Op 20 januari 1910 trouwde de 21-jarige Clasina Burger in Utrecht met Haijko Gerard Hendrik Bennema, 32 jaar oud. Hendrik was geboren in Groningen en het paar kwam na enige tijd in Haren te wonen, aan de Molenweg 36. Clasina en Haijko kregen drie zoons en twee dochters. Clasina’s man, Haijko Bennema, overleed op 31 januari 1942 in Haren op 64-jarige leeftijd.
Clasina Bennema sloot zich aan bij de Landelijke Organisatie voor Hulp aan Onderduikers (LO). In de loop van 1943 en in 1944 liet zij negen maanden lang een Joods meisje bij zich onderduiken en drie maanden een Joodse man.

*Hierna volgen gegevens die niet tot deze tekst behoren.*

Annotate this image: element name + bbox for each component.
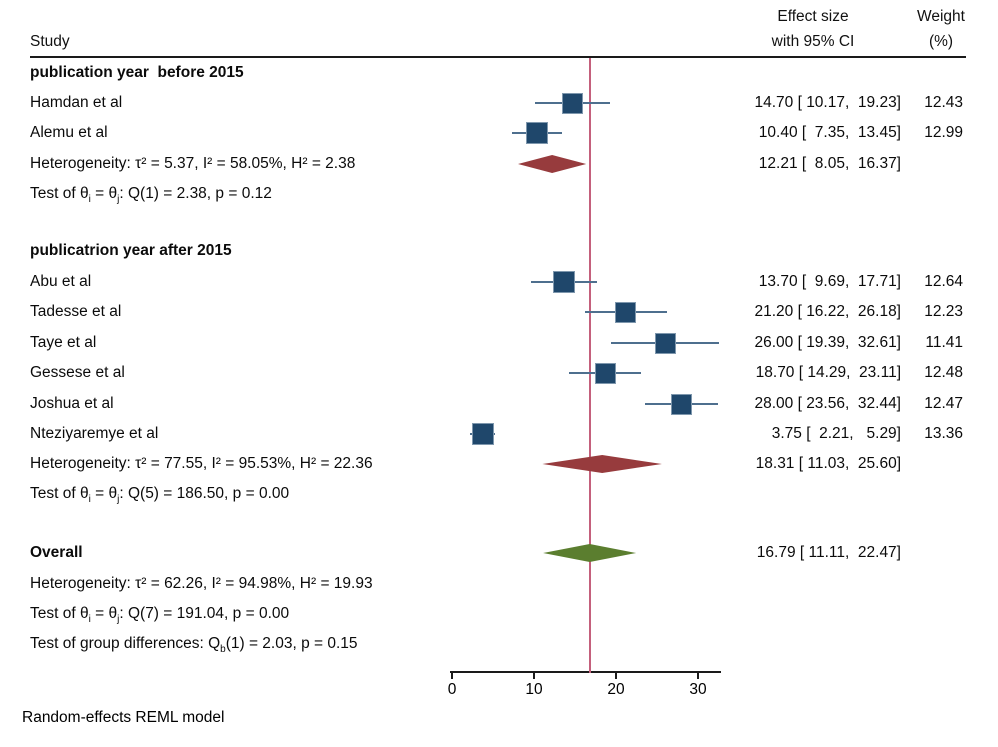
effect-size-column-header: Effect size with 95% CI xyxy=(723,4,903,54)
weight-header-line2: (%) xyxy=(928,33,954,50)
weight-value: 12.43 xyxy=(924,94,963,111)
model-note: Random-effects REML model xyxy=(22,709,225,726)
effect-size-value: 13.70 [ 9.69, 17.71] xyxy=(758,273,901,290)
row-label-study: Hamdan et al xyxy=(30,94,123,111)
x-axis-tick-label: 0 xyxy=(447,681,457,698)
row-label-study: Nteziyaremye et al xyxy=(30,425,159,442)
row-label-study: Abu et al xyxy=(30,273,92,290)
effect-square-marker xyxy=(554,272,575,292)
effect-square-marker xyxy=(616,302,636,322)
row-label-group: publication year before 2015 xyxy=(30,64,244,81)
effect-size-value: 28.00 [ 23.56, 32.44] xyxy=(754,395,901,412)
effect-size-value: 10.40 [ 7.35, 13.45] xyxy=(758,124,901,141)
x-axis-tick xyxy=(451,673,453,679)
weight-value: 12.64 xyxy=(924,273,963,290)
effect-size-value: 14.70 [ 10.17, 19.23] xyxy=(754,94,901,111)
effect-size-value: 18.31 [ 11.03, 25.60] xyxy=(755,455,901,472)
row-label-summary: Heterogeneity: τ² = 5.37, I² = 58.05%, H… xyxy=(30,155,356,172)
row-label-study: Joshua et al xyxy=(30,395,114,412)
effect-square-marker xyxy=(655,333,675,353)
effect-size-value: 21.20 [ 16.22, 26.18] xyxy=(754,303,901,320)
study-column-header: Study xyxy=(30,33,70,50)
row-label-stat: Test of θi = θj: Q(7) = 191.04, p = 0.00 xyxy=(30,605,290,625)
row-label-study: Tadesse et al xyxy=(30,303,122,320)
subscript: i xyxy=(88,614,91,625)
effect-size-value: 3.75 [ 2.21, 5.29] xyxy=(767,425,901,442)
subscript: j xyxy=(117,614,120,625)
x-axis-line xyxy=(450,671,721,673)
weight-value: 11.41 xyxy=(925,334,963,351)
x-axis-tick xyxy=(697,673,699,679)
subscript: j xyxy=(117,194,120,205)
effect-square-marker xyxy=(472,424,493,444)
row-label-stat: Test of θi = θj: Q(5) = 186.50, p = 0.00 xyxy=(30,485,290,505)
row-label-stat: Test of group differences: Qb(1) = 2.03,… xyxy=(30,635,358,655)
overall-reference-line xyxy=(588,58,591,673)
header-divider-line xyxy=(30,56,966,58)
weight-column-header: Weight (%) xyxy=(908,4,974,54)
weight-value: 13.36 xyxy=(924,425,963,442)
weight-value: 12.47 xyxy=(924,395,963,412)
subscript: j xyxy=(117,494,120,505)
x-axis-tick-label: 20 xyxy=(607,681,625,698)
x-axis-tick-label: 10 xyxy=(525,681,543,698)
effect-square-marker xyxy=(563,93,583,113)
x-axis-tick xyxy=(615,673,617,679)
effect-square-marker xyxy=(672,394,692,414)
subgroup-diamond-marker xyxy=(518,155,587,173)
effect-size-value: 26.00 [ 19.39, 32.61] xyxy=(754,334,901,351)
weight-header-line1: Weight xyxy=(917,8,965,25)
effect-square-marker xyxy=(595,363,615,383)
row-label-stat: Test of θi = θj: Q(1) = 2.38, p = 0.12 xyxy=(30,185,272,205)
effect-size-value: 12.21 [ 8.05, 16.37] xyxy=(758,155,901,172)
subscript: b xyxy=(220,644,226,655)
x-axis-tick-label: 30 xyxy=(689,681,707,698)
row-label-study: Taye et al xyxy=(30,334,97,351)
row-label-study: Gessese et al xyxy=(30,364,125,381)
row-label-study: Alemu et al xyxy=(30,124,108,141)
row-label-summary: Heterogeneity: τ² = 77.55, I² = 95.53%, … xyxy=(30,455,373,472)
subscript: i xyxy=(88,194,91,205)
row-label-group: publicatrion year after 2015 xyxy=(30,242,232,259)
effect-size-header-line2: with 95% CI xyxy=(771,33,855,50)
subgroup-diamond-marker xyxy=(542,455,662,473)
row-label-overall: Overall xyxy=(30,544,83,561)
weight-value: 12.99 xyxy=(924,124,963,141)
effect-square-marker xyxy=(527,123,548,143)
row-label-stat: Heterogeneity: τ² = 62.26, I² = 94.98%, … xyxy=(30,575,373,592)
effect-size-value: 18.70 [ 14.29, 23.11] xyxy=(755,364,901,381)
effect-size-header-line1: Effect size xyxy=(777,8,849,25)
overall-diamond-marker xyxy=(543,544,637,562)
weight-value: 12.23 xyxy=(924,303,963,320)
x-axis-tick xyxy=(533,673,535,679)
effect-size-value: 16.79 [ 11.11, 22.47] xyxy=(756,544,901,561)
subscript: i xyxy=(88,494,91,505)
weight-value: 12.48 xyxy=(924,364,963,381)
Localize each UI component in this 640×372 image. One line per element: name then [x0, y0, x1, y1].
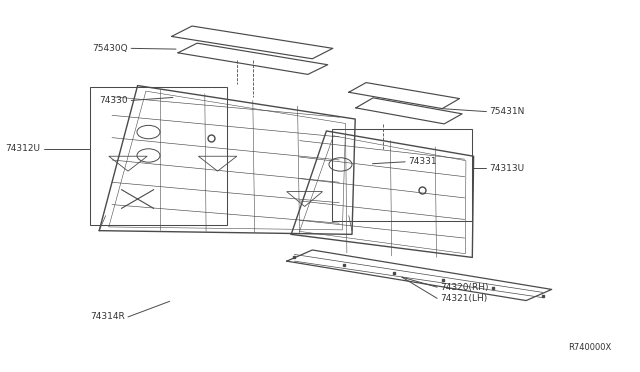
Text: 74321(LH): 74321(LH)	[440, 294, 488, 303]
Text: 74314R: 74314R	[90, 312, 125, 321]
Text: 74330: 74330	[99, 96, 128, 105]
Text: 74312U: 74312U	[5, 144, 40, 153]
Text: R740000X: R740000X	[568, 343, 611, 352]
Text: 74320(RH): 74320(RH)	[440, 283, 489, 292]
Text: 74331: 74331	[408, 157, 437, 166]
Bar	[332, 129, 472, 221]
Text: 75430Q: 75430Q	[92, 44, 128, 53]
Text: 75431N: 75431N	[490, 107, 525, 116]
Bar	[90, 87, 227, 225]
Text: 74313U: 74313U	[490, 164, 525, 173]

Op 18 juli 1944 werd Clasina door de SD gearresteerd en opgesloten in het huis van bewaring in Groningen. Na vijf weken werd zij naar Vught overgeplaatst. Daar verbleef zij drie weken. In die periode werd kamp Vught ontmanteld. De Duitsers hadden daar haast mee, want de geallieerden naderden. Half september 1944 werd Clasina Bennema, samen met veel andere vrouwen uit kamp Vught, op transport gesteld naar het vrouwenkamp Ravensbrück, 80 kilometer ten noorden van Berlijn. Het transport was beestachtig: tachtig vrouwen in een veewagon waar maximaal veertig mensen in pasten, drie dagen en nachten lang. Een overlevende heeft verklaard dat er slechts ruimte was om gehurkt te zitten.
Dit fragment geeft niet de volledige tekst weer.